The Politics Attention Makes: Platform Media Logic and the Mediatization of Politics

Abstract

Empirical research on social media and politics has primarily treated platforms as distributive systems that expose users to particular messages. The mediatization literature, however, suggests shifting attention upstream: from circulation to production. Under intense competition for platform attention, political actors who depend on visibility face pressure to learn from recurrent differences in reach and engagement - shaping politics around platform media logic. This paper examines that production-side dimension of platforms political impact by introducing attention price analysis: an exploratory method for estimating the differentiated attention returns associated with forms of expression. Using RoBERTa reward models trained on residualized engagement across X/Twitter, Bluesky, and Mastodon, the analysis compares how platform environments reward rhetorical, emotional, epistemic, and relational features of public communication. The attention signal differs sharply across platforms and engagement actions. X/Twitter sharing rewards antagonism while penalizing respect and nuance; Bluesky reposting favors neutral, lower-emotion language; and Mastodon boosts reward reasoning, nuance, compassion, and collective expression.
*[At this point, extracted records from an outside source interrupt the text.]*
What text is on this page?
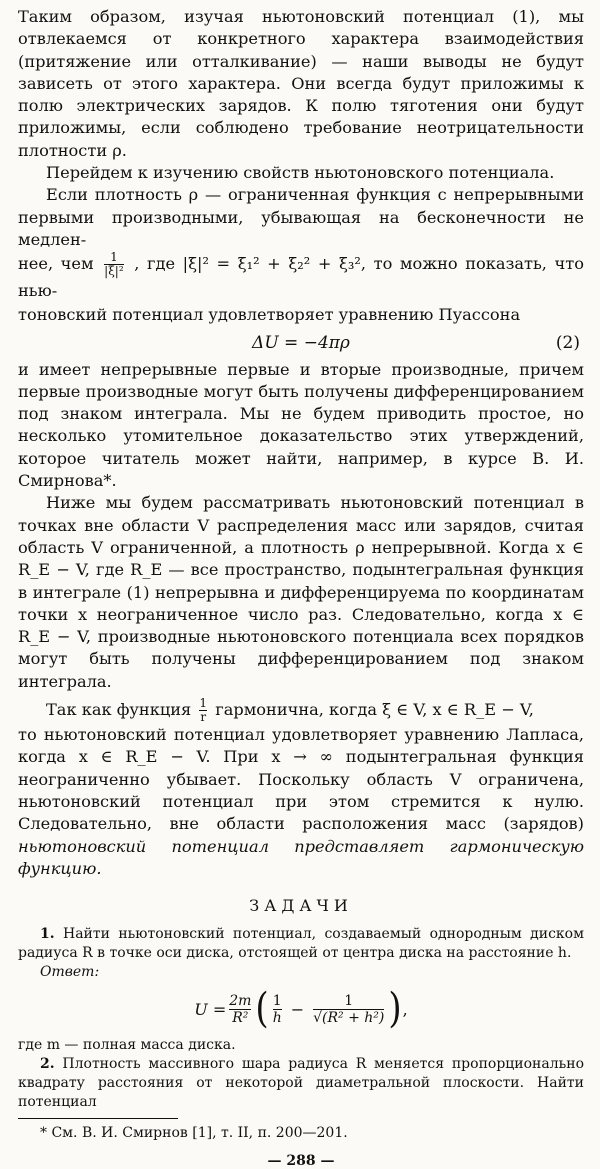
Таким образом, изучая ньютоновский потенциал (1), мы отвлекаемся от конкретного характера взаимодействия (притяжение или отталкивание) — наши выводы не будут зависеть от этого характера. Они всегда будут приложимы к полю электрических зарядов. К полю тяготения они будут приложимы, если соблюдено требование неотрицательности плотности ρ.

Перейдем к изучению свойств ньютоновского потенциала.

Если плотность ρ — ограниченная функция с непрерывными первыми производными, убывающая на бесконечности не медлен-

нее, чем $\frac{1}{\text{|ξ|²}}$ , где |ξ|² = ξ₁² + ξ₂² + ξ₃², то можно показать, что нью-

тоновский потенциал удовлетворяет уравнению Пуассона

ΔU = −4πρ	(2)

и имеет непрерывные первые и вторые производные, причем первые производные могут быть получены дифференцированием под знаком интеграла. Мы не будем приводить простое, но несколько утомительное доказательство этих утверждений, которое читатель может найти, например, в курсе В. И. Смирнова*.

Ниже мы будем рассматривать ньютоновский потенциал в точках вне области V распределения масс или зарядов, считая область V ограниченной, а плотность ρ непрерывной. Когда x ∈ R_E − V, где R_E — все пространство, подынтегральная функция в интеграле (1) непрерывна и дифференцируема по координатам точки x неограниченное число раз. Следовательно, когда x ∈ R_E − V, производные ньютоновского потенциала всех порядков могут быть получены дифференцированием под знаком интеграла.

Так как функция $\frac{1}{r}$ гармонична, когда ξ ∈ V, x ∈ R_E − V,

то ньютоновский потенциал удовлетворяет уравнению Лапласа, когда x ∈ R_E − V. При x → ∞ подынтегральная функция неограниченно убывает. Поскольку область V ограничена, ньютоновский потенциал при этом стремится к нулю. Следовательно, вне области расположения масс (зарядов) ньютоновский потенциал представляет гармоническую функцию.

ЗАДАЧИ

1. Найти ньютоновский потенциал, создаваемый однородным диском радиуса R в точке оси диска, отстоящей от центра диска на расстояние h.

Ответ:

$U = \frac{2m}{\text{R²}}$ ( $\frac{1}{h} - \frac{1}{\text{√(R² + h²)}}$ ) ,

где m — полная масса диска.

2. Плотность массивного шара радиуса R меняется пропорционально квадрату расстояния от некоторой диаметральной плоскости. Найти потенциал

* См. В. И. Смирнов [1], т. II, п. 200—201.

— 288 —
Toxicity is rewarded across platforms, but in bounded and nonlinear ways. The findings suggest that moving from X/Twitter to less engagement-optimized alternatives such as Bluesky and Mastodon does not eliminate attention pressures, but it may reward less antagonistic and more deliberative forms of politics. The paper contributes a production-side approach to social media and politics by making one dimension of platform media logic empirically visible.